Two things struck me the most—the vastness of the landscape around me and the silence. Similarly to any desert area, hiking to Veinstindur has a sort of “Zen” side. Such an immense landscape with virtually no sound around boggles the mind. The peace and the quiet in such an immense landscape make for an unforgettable experience.
At times I was afraid I was making too much noise hiking up the mountain. I was as worried about not damaging the vegetation as not breaking the silence. I won’t add too many words to this; this must be experienced first-hand.
As for the landscape, I will add one more thing. On a clear day, you will simultaneously see both the Vatnajökull ice cap to the northeast and the Mýrdalsjökull ice cap to the southwest. Yeah, you can see that much and more!
You can also watch the video I made on this hike to get an impression of that vastness:
Outline of the Sveinstindur Hike
Please note: there are several rivers to cross by car to get to the hike’s starting point. You will need to rent a car suitable for f-roads, but even them crossing rivers is at your own risk. No insurance will cover any potential water damage.
- How to get to Sveinstindur & Parking: this area is remote, and getting there requires time and crossing a few rivers by car. The first road you would have to drive to get here is road F208, either from the north or south side. Then, you would have to turn into Road F235 and continue until you reach the Langisjór info point. Don’t park there. Instead, continue for a few hundred meters until you reach a small parking area. This is the start of the hike I am describing here.

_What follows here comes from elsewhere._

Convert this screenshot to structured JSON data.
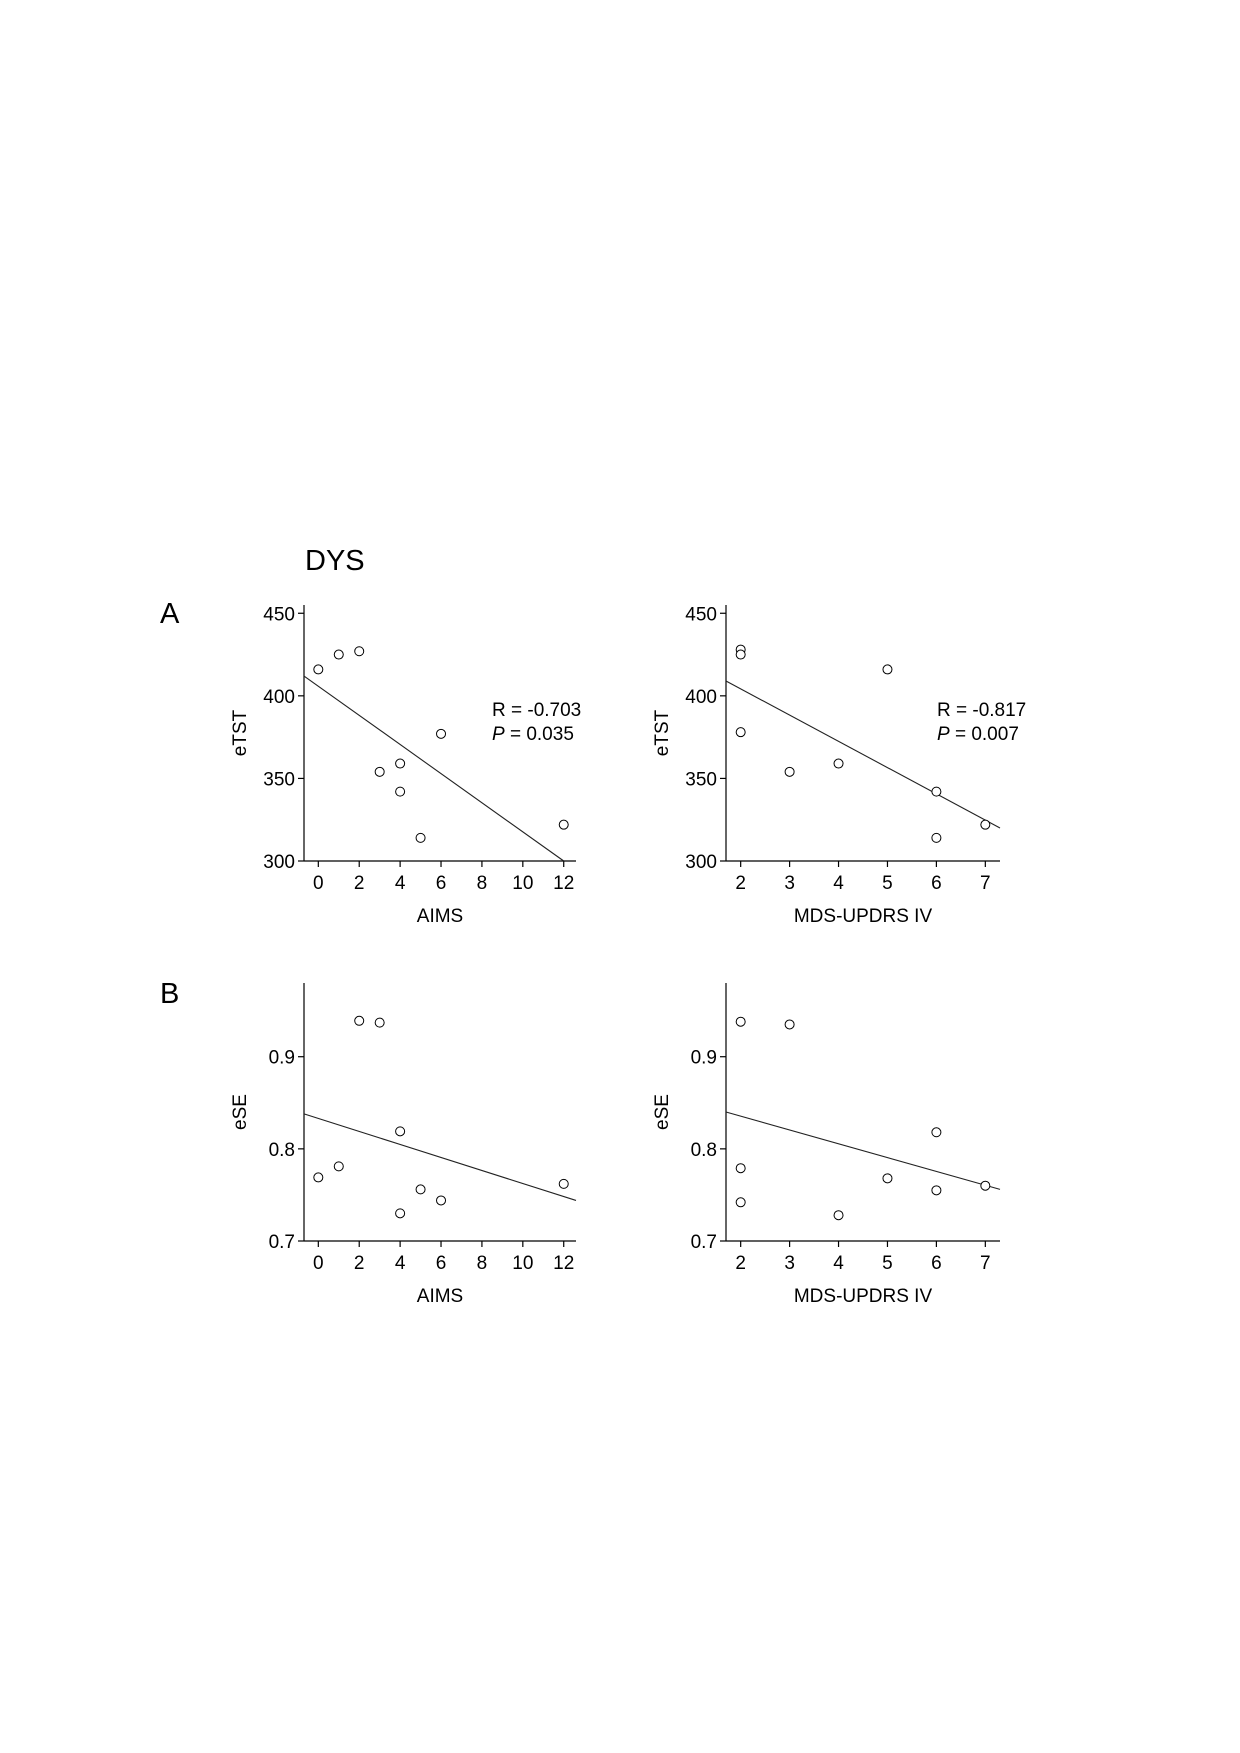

- Start of The Hike: There are actually two trails leading up to the summit of Sveinstindur. The shortest one starts at the parking area mentioned above. It’s also possible to continue driving for a few hundred meters more, possibly one kilometre or so and turn to your left into another dead-end track, where you can park the car and hike up.

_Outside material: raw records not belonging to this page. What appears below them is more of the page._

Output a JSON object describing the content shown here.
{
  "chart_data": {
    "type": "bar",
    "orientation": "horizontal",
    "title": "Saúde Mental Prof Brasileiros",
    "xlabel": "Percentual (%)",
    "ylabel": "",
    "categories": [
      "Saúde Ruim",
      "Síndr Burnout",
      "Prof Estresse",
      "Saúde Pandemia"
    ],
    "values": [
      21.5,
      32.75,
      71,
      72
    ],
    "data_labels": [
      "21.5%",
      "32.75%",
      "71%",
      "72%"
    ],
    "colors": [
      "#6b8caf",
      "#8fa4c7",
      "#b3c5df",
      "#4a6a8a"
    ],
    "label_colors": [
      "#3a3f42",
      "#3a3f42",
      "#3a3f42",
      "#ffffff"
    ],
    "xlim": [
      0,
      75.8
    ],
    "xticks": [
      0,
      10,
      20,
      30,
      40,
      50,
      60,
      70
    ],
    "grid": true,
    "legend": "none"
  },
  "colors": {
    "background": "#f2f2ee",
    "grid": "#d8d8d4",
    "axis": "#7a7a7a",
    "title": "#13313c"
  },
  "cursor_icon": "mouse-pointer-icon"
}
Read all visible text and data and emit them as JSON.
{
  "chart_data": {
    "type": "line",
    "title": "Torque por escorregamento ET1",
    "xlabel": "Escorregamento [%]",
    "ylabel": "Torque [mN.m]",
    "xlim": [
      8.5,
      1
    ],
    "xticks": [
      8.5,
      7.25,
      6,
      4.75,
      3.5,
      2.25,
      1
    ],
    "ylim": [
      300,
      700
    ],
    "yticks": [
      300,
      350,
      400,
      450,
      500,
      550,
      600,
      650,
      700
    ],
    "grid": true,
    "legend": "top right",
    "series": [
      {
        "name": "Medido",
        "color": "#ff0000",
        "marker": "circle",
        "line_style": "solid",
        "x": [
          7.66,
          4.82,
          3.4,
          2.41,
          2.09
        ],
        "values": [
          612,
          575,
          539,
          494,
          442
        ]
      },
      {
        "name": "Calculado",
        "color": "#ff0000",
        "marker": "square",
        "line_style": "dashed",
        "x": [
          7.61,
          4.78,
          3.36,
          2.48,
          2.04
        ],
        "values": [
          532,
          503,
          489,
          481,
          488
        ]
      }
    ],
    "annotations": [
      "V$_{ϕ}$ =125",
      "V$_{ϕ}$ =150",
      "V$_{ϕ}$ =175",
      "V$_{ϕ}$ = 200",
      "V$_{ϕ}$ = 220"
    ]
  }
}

- Photography & Scenery value: the views from up on a clear day there are truly unforgettable. This location is excellent for these lens landscape shooting.
- Hike Difficulty: easy to medium. This short hike is relatively steep in places, but the ground is soft and crumbly. That makes it a little more challenging than it looks.

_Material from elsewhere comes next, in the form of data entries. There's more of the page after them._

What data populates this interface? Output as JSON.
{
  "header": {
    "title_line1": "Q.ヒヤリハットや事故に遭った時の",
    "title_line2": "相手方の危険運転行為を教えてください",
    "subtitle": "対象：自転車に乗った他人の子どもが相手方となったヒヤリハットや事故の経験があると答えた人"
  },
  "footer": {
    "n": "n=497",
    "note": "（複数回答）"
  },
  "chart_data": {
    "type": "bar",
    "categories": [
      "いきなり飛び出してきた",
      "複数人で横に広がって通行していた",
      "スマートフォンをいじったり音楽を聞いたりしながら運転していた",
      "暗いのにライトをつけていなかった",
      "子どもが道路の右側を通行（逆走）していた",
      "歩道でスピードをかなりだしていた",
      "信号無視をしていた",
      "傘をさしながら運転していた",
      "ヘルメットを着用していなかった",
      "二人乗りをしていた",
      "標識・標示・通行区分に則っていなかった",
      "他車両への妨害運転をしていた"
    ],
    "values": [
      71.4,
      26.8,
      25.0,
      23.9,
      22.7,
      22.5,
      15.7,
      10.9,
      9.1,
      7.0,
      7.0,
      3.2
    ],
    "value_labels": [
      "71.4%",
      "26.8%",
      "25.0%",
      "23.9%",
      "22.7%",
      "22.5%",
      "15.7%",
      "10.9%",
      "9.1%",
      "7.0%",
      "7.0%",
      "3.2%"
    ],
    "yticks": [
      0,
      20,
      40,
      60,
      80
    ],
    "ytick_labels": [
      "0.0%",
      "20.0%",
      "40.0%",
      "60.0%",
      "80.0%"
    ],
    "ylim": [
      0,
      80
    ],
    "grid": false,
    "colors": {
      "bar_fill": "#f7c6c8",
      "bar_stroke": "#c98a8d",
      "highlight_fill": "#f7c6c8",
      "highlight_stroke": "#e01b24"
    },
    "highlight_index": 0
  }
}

- Tip: there are several hiking trails around Langisjór. I was planning to do more hiking there, but I spent so much time on Sveinstindur that I did not have time left for more hikes that day. Considering the remoteness of this area, it’s well worth exploring it as much as possible.
On the Trail
The hike I’m describing here starts from the first parking area closer to the Langisjór info centre. The hike is relatively easy. The only minor challenges are some pretty steep sections (no scrambling required) and the soft/crumbly terrain.
|Distance||Elevation gain||Hike Time|
|4.39km||530 m.||2:30/3:00 Hrs|
The trail is already visible from the parking area, and the trail marks are painted yellow. The first part of the trail is relatively steep. Here the terrain will already be quite soft.
As you keep going up, you will reach a flattish area. From here, you already get a sense of the vastness of the landscape. The views will progressively open up to the south, and you will also get a good view of Langisjór to the north about halfway through the hike. That lake is over 20km long.
Once you hike past his area, the second steep part of the trail will begin. This is also where the ground is softer and crumblier, so caution is required.
The summit is at the end of this second steep part. A cairn marks the summit. When you reach it, you’ll probably turn around on yourself instinctively. Soak in the views!
Photographing The Sveinstindur Hike
From there, the landscape is so vast that you will want to have as much tele lens as you have :). I did lose track of time while shooting there, looking for compositions through the EVF in the ever-changing light.
With such a vast landscape in front of you, minor changes in the clouds or the light will result in new or rearranged compositions, which kept me shooting and shooting.
I did catch myself saying, “one more shot, and then I go“, several times while I was up there. When I was not shooting, I was staring at the vastness in front of me, and I spent quite some time just looking at the landscape. I would recommend you do the same.
Map of The Sveinstindur Hike
The trail is well-marked and easy to follow. If you need a GPS track, you can download the .GPX file from the Komoot activity:
Where to Stay
This is a remote location, so options to stay overnight are limited. Two of them are the campsite at Langisjór or the Sveinstindur hut. There also is a hut run by the Highland centre – click here for details.
Alternatively, if you are doing this as a day hike, you can go back to road F208 and drive either to Hólaskjól to the south or Landmannalaugar to the North and stay there.